First, as I touched on in the earlier article the SOL technically begins when the party bringing the lawsuit is on "notice" of the wrong committed. In the case of a car accident or fall, it would be extremely difficult to convince the court (the judge would rule on a motion to dismiss for SOL, and not the jury) that notice was not when the accident occurred. However, in some cases, like a medical malpractice suit, for example, the "victim" of malpractice may not be aware of the malpractice until months later. This can be "actual" notice, that the person was made objectively aware, or "constructive" notice, that the person should reasonably have been aware of the wrong done.
Second, in some cases, the party filing the suit may be able to argue "equitable tolling" (tolling basically means stopping the SOL clock) to go beyond the filing deadline of the SOL. Being prevented from filing the claim within the SOL for extraordinary circumstances could successfully keep the suit from being dismissed.
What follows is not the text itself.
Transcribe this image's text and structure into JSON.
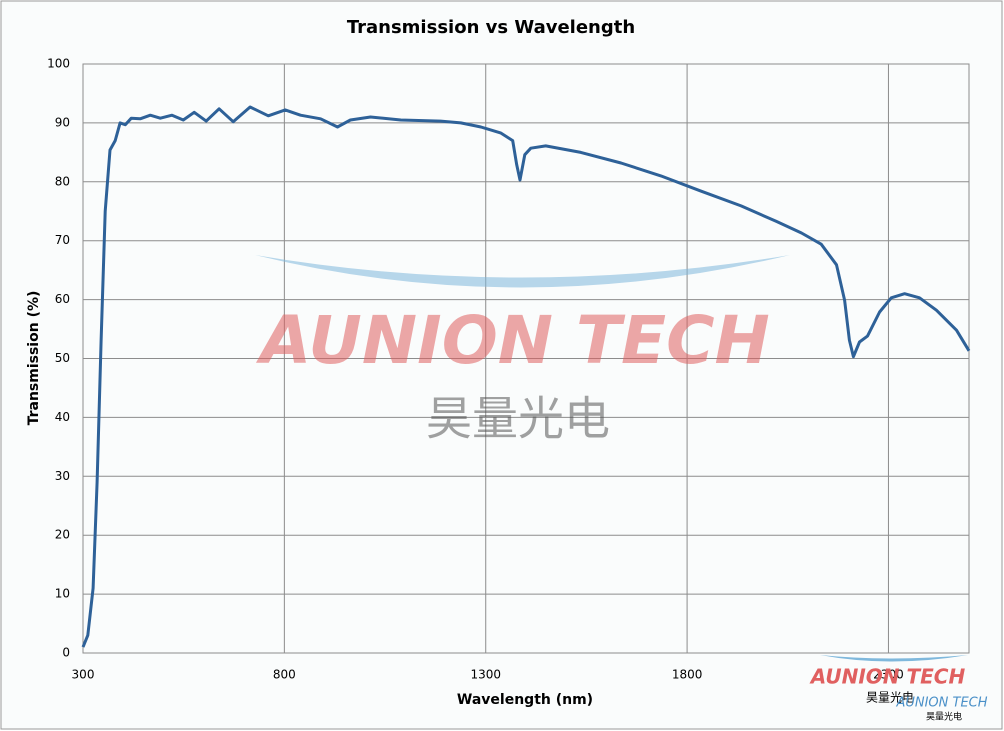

The equitable tolling would be during the period of the extraordinary circumstances but would end when the extraordinary circumstances ended. If the defendant has actively prevented a party from filing or misled to prevent filing, the Court could determine that justified missing the SOL deadline. If a Defendant leaves the state for a year or more, the SOL can be tolled until the Defendant returns.
Though a cause of action bringing damages can be barred by SOL if not filed by the deadline, it's important to note that continuing related causes of action can still fall within the SOL. For example, in the nursing home context, the substandard care may have been ongoing for many months (or years). Though the initial substandard care may be barred by SOL, the continuing violations may fall within the SOL and suit can be filed for those acts of omissions. This normally does not apply to the personal injury cases involving slip and falls or vehicle wrecks, it can apply to other torts.
Know your rights and the basics of the law, including the Statute of Limitations in South Carolina, to ensure your rights are protected.